Desert Locust situation update 13 September 2019
Serious situation persists in eastern and central regions
The current Desert Locust situation remains serious and worrisome in the Eastern and Central regions where good rains continue to fall and breeding is causing locust numbers to increase further.
In the Eastern Region, ground control operations are in progress along both sides of the Indo-Pakistan border against a second generation of breeding. So far this month, Pakistan as treated 9 200 ha of hopper and adult groups in Cholistan, Nara and Tharparkar deserts while India has treated 7 500 ha of hopper and adult groups as well as immature and mature swarms in West Rajasthan. Breeding is expected to continue in both countries through October.
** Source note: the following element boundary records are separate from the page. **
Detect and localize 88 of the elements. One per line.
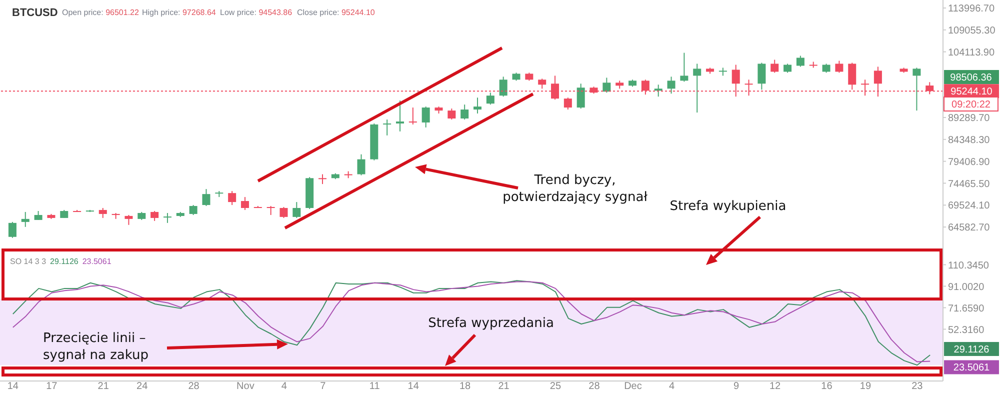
candlestick — [240, 196, 249, 210]
y-tick-label: 110.3450 — [948, 260, 990, 272]
annotation: Strefa wyprzedania — [428, 316, 554, 331]
y-tick-label: 52.3160 — [948, 324, 985, 336]
candlestick — [576, 83, 585, 110]
y-tick-label: 71.6590 — [948, 303, 985, 314]
candlestick — [448, 108, 456, 120]
x-tick-label: 28 — [188, 381, 200, 392]
y-tick-label: 79406.90 — [948, 156, 990, 168]
x-tick-label: 28 — [588, 381, 600, 392]
y-tick-label: 104113.90 — [948, 47, 995, 58]
x-tick-label: 18 — [459, 381, 472, 392]
candlestick — [758, 62, 766, 90]
candlestick — [318, 174, 326, 185]
x-tick-label: 11 — [369, 381, 380, 392]
candlestick — [228, 190, 236, 206]
x-tick-label: 4 — [668, 381, 675, 392]
candlestick — [189, 204, 198, 216]
candlestick — [602, 77, 611, 94]
annotation: Strefa wykupienia — [670, 198, 786, 214]
candlestick — [357, 154, 366, 176]
y-tick-label: 89289.70 — [948, 113, 990, 124]
y-tick-label: 109055.30 — [948, 25, 996, 36]
candlestick — [383, 119, 392, 136]
candlestick — [796, 55, 804, 68]
annotation: Low price: 94543.86 — [220, 8, 293, 18]
candlestick — [280, 206, 288, 218]
candlestick — [163, 212, 172, 224]
text: BTCUSD — [12, 6, 58, 19]
candlestick — [474, 97, 482, 114]
annotation: Close price: 95244.10 — [297, 8, 376, 18]
x-tick-label: 7 — [320, 381, 326, 392]
text: 09:20:22 — [952, 100, 991, 110]
candlestick — [486, 92, 494, 106]
candlestick — [98, 207, 107, 218]
x-tick-label: 4 — [281, 381, 288, 392]
annotation: Open price: 96501.22 — [62, 8, 140, 18]
x-tick-label: 25 — [550, 381, 562, 392]
x-tick-label: 17 — [46, 381, 58, 392]
candlestick — [912, 67, 921, 112]
x-tick-label: 16 — [821, 381, 833, 392]
x-tick-label: 14 — [7, 381, 19, 392]
text: 23.5061 — [953, 362, 990, 374]
y-tick-label: 64582.70 — [948, 222, 990, 234]
candlestick — [654, 84, 662, 98]
x-tick-label: 19 — [860, 381, 872, 392]
candlestick — [202, 188, 210, 206]
y-tick-label: 84348.30 — [948, 134, 990, 146]
candlestick — [292, 202, 301, 218]
x-tick-label: 23 — [912, 381, 924, 392]
candlestick — [770, 59, 779, 74]
y-tick-label: 74465.50 — [948, 178, 990, 190]
candlestick — [538, 78, 546, 90]
ref-line-label: 95244.10 — [950, 86, 993, 98]
candlestick — [124, 214, 133, 226]
text: SO 14 3 3 — [10, 257, 47, 266]
candlestick — [680, 52, 688, 82]
candlestick — [693, 63, 702, 114]
candlestick — [150, 210, 159, 222]
text: 98506.36 — [950, 72, 992, 84]
y-tick-label: 91.0020 — [948, 282, 985, 293]
annotation: High price: 97268.64 — [142, 8, 216, 18]
candlestick — [21, 211, 30, 228]
x-tick-label: 12 — [770, 381, 782, 392]
annotation: Przecięcie linii – sygnał na zakup — [43, 330, 148, 363]
candlestick — [835, 60, 844, 74]
candlestick — [667, 76, 676, 94]
x-tick-label: Nov — [236, 381, 254, 392]
x-tick-label: 24 — [136, 381, 148, 392]
text: 29.1126 — [954, 344, 990, 356]
candlestick — [460, 104, 469, 120]
candlestick — [422, 106, 430, 128]
text: 23.5061 — [82, 257, 112, 266]
x-tick-label: 21 — [98, 381, 110, 392]
x-tick-label: 21 — [498, 381, 510, 392]
y-tick-label: 113996.70 — [948, 4, 995, 15]
text: 29.1126 — [50, 257, 79, 266]
x-tick-label: 9 — [734, 381, 740, 392]
candlestick — [396, 100, 404, 132]
annotation: Trend byczy, potwierdzający sygnał — [502, 172, 648, 205]
candlestick — [8, 221, 16, 238]
candlestick — [408, 107, 417, 125]
candlestick — [564, 97, 572, 110]
y-tick-label: 69524.10 — [948, 200, 990, 212]
candlestick — [499, 76, 508, 98]
x-tick-label: 14 — [408, 381, 420, 392]
candlestick — [848, 62, 856, 90]
x-tick-label: Dec — [624, 381, 642, 392]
In the Central Region, hoppers bands are present in the interior of Yemen south and east of Marib. More importantly, good rains have been falling in the winter breeding areas along the Red Sea coast since early August, which have caused ecological conditions to become favourable for breeding several months earlier than normal in Yemen, southwest Saudi Arabia and Eritrea. By early September, hatching had commenced, and hoppers are forming bands in Yemen and groups Saudi Arabia and Eritrea. In addition, scattered adults appeared recently further north along the coast of Saudi Arabia near Lith. Saudi Arabia treated 900 ha and Eritrea 53 ha so far this month. Prevailing insecurity continues to restrict survey and control operations in Yemen.
In Ethiopia, several swarms were laying eggs in the highlands of northwest Afar near Amhara region and scattered adults are present in the railway area between Dire Dawa and Djibouti. Aerial control operations treated nearly 5 500 ha. During the last week of August, several swarms reportedly appeared on the plateau of northwest Somalia between Boroma and Burao that may have come from Yemen. High numbers of maturing adults may be present on the coast east of Berbera. In the northeast, groups of adults persisted on the plateau between Hadaftimo and Iskushuban.
Fortunately, locust numbers remain low in the summer breeding areas of the interior of Sudan where, despite good rainfall, only small-scale breeding is underway. Heavier rains fell in the western lowlands of Eritrea where breeding is expected to cause locust numbers to increase.
In the Western Region, the situation remains calm. Scattered adults are present in the northern Sahel of Chad and Mali, and probably in Niger and Mauritania as well. Locust numbers will increase slightly as a result of good rains that are in progress and small-scale breeding.